MixSeq

PAPER
mixSeq: A Simple Data Augmentation Method for Neural Machine Translation
SeqMix: Augmenting Active Sequence Labeling via Sequence Mixup

MixSeq in Machine Translation

Most data augmentation techniques operate on a single input, which limits the diversity of the training corpus. MixSeq in machine translation is a simple but effective augmentation method: randomly sample two aligned sequence pairs, and then concatenate their source sentences and the target sentences respectively with a special label <sep> separating two samples.

Notice <sep> helps the model learn to align each part of the input to the corresponding part of the output, which can improve the representation learning. Concatenating in translation helps $x_i$ pay more attention to $y_i$, instead of $y_j$. It is like contrastive learning which introduces negative samples to improve performance.

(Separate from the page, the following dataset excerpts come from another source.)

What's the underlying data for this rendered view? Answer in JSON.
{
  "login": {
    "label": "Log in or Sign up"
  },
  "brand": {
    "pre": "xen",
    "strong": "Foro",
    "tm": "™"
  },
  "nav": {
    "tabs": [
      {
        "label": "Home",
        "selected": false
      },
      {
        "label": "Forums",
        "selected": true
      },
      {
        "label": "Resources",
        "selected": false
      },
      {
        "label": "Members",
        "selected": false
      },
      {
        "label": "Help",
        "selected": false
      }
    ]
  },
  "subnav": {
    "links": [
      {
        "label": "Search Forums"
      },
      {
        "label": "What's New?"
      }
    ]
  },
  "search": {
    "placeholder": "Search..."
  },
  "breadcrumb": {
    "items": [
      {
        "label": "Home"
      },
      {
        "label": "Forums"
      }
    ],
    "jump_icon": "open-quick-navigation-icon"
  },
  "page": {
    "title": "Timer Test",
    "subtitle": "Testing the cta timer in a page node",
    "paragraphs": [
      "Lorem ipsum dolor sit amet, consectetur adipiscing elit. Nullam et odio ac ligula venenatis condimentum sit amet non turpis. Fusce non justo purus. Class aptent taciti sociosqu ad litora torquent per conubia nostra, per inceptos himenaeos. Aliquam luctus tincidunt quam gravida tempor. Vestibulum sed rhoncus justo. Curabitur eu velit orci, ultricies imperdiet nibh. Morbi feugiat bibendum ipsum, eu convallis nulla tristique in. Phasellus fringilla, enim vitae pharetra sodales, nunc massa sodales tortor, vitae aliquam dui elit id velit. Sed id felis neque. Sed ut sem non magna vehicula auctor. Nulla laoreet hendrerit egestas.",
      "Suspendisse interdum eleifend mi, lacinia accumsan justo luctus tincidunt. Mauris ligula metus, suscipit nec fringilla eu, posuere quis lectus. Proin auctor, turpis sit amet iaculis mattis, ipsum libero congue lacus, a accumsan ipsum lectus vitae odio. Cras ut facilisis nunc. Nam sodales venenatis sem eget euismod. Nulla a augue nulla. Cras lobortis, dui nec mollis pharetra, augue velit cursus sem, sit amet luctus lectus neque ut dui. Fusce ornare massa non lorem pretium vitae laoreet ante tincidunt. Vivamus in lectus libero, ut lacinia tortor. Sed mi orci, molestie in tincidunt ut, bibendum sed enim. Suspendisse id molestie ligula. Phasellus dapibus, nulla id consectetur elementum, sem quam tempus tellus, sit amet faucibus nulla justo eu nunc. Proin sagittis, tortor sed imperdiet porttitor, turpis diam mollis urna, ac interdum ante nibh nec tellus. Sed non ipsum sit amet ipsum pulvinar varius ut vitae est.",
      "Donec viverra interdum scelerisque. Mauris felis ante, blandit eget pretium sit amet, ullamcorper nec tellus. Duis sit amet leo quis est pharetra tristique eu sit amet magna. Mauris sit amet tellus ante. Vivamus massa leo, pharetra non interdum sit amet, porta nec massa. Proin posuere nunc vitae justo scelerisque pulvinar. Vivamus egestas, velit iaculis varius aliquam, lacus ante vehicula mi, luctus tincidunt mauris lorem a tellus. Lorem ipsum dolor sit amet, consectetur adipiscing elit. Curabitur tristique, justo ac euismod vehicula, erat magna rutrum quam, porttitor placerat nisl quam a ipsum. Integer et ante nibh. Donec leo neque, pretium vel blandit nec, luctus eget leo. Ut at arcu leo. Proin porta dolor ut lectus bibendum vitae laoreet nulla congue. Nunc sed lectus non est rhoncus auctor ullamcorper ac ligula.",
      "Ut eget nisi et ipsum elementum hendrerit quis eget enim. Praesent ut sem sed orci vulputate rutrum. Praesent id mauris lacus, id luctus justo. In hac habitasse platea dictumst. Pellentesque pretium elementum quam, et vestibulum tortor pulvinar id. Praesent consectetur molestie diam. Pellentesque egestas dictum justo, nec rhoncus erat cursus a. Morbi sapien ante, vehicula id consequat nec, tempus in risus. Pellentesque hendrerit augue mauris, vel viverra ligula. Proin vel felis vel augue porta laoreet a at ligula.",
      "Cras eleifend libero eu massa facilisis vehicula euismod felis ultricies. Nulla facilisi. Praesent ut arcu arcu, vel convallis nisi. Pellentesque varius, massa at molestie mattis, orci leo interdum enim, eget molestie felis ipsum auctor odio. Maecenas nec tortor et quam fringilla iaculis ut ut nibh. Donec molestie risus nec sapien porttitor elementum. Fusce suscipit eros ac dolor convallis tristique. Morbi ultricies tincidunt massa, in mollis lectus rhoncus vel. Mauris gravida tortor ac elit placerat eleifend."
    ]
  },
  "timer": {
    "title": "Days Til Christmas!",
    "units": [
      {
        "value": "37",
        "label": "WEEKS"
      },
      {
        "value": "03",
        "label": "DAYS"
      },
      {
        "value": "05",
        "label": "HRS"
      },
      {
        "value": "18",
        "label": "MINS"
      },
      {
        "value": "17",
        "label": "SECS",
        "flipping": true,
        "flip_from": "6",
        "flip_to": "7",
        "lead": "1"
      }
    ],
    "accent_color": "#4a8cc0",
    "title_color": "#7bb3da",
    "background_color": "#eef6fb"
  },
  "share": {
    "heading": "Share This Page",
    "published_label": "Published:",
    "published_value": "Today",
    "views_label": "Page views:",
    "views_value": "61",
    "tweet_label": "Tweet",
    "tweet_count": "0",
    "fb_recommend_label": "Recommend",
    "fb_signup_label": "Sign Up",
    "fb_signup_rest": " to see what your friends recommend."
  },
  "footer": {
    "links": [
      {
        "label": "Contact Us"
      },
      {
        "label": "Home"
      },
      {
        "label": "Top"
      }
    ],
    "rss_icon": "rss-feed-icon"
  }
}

If the two concatenated sequences are contextually related, we can enhance MixSeq to a context-aware version: ctxMixSeq, which only samples consecutive sequences in a given document. MixSeq can also be used with other conventional data augmentation methods.

Alignment in sequence mixup is important, where we need to design a proper sampling function; concatenating more sequences should be also considered.

MixSeq in Active Sequence Labeling

Active sequence labeling starts with a small labelled corpus and a query policy. A fixed number of unlabelled sequences are selected by the query policy for annotation and then model updating. Current active sequence labeling methods just use the queried samples alone, to which MixSeq can also be applied.

MixSeq in active sequence labeling performs mixup for both sequences and token-level labels of the queried samples. Unlike previous MixSeq, there is a discriminator judges whether the generated sequences are plausible or not. The discriminator will select the low-perplexity sequences as plausible ones.

Ablation study on MixSeq in active sequence labeling is shown as follows. Notice in many sequence labeling tasks, the labels of interest are scarce. Thus, we should design a sequence pairing function to select more informative parent sequences for mixup (mixup dominating factors). The best MixSeq method is sub-sequence mixup with NTE (Normalized Token Entropy) sampling.